Depois disso, as startups tentaram restringir as vendas de suas ações. Mas intermediários, dentre os quais a Forge Global, à época conhecida como Equidate, encontraram maneiras de contornar isso. Eles popularizaram os “contratos futuros”, que pagavam colaboradores das startups em dinheiro se concordassem em transferir as ações que detinham em sua empresa a um investidor no futuro.
Os contratos futuros se popularizaram em startups como o Airbnb. Quando o Airbnb abriu suas ações em 2020, a Forge supervisionou a transferência de US$ 475 milhões em ações prometidas pelos colaboradores do site de locações por temporada a mais de 100 investidores.

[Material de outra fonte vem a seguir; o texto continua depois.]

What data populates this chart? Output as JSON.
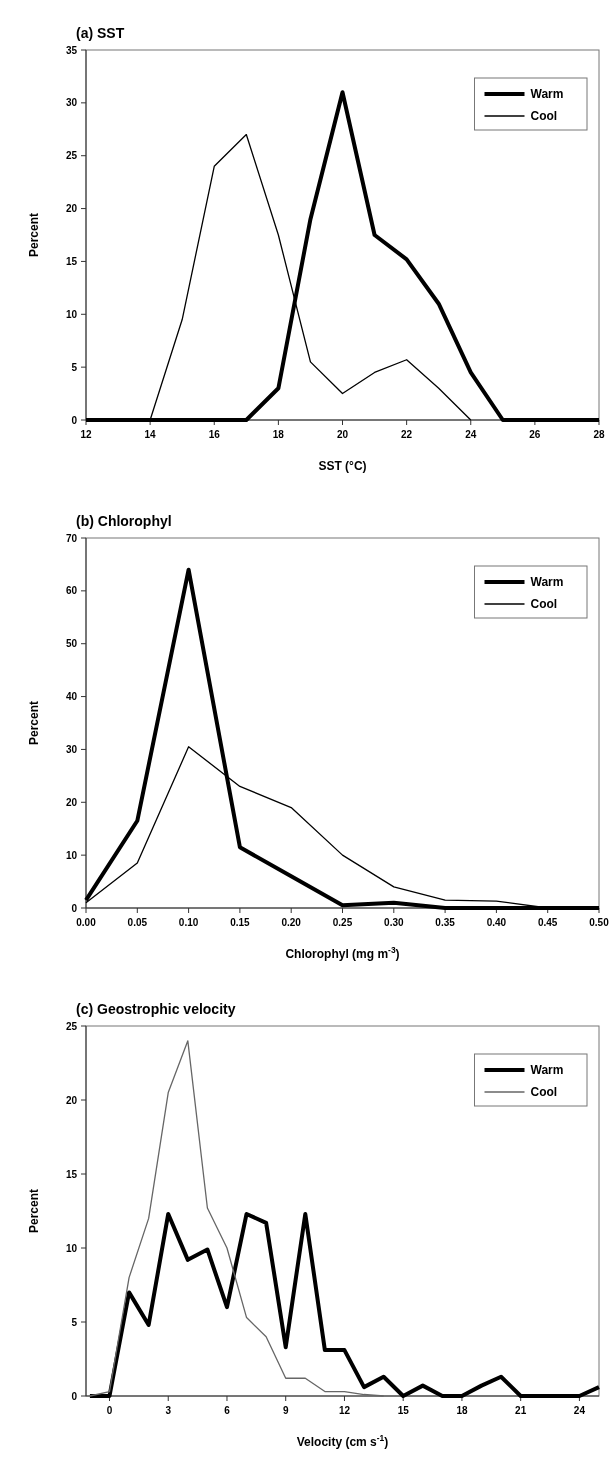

“Foi um pesadelo administrativo”, comentou Kelly Rodriques, CEO da Forge. Desde então, a Forge desenvolveu tecnologia para lidar com esse processo e não fecha mais contratos futuros.
Algumas empresas que permaneceram fora da bolsa por mais tempo, incluindo a Stripe, que tem 14 anos, e a SpaceX, que tem 22 anos, passaram a dar aos seus colaboradores oportunidades frequentes para que vendam uma parte de suas ações por um preço definido.
Embora historicamente as empresas tenham resistido à negociação de suas ações sem abrir capital, cada vez mais estão aceitando a ideia, analisou Rodriques.
“O mercado nunca aceitou tanto a liquidez secundária como agora”, analisou.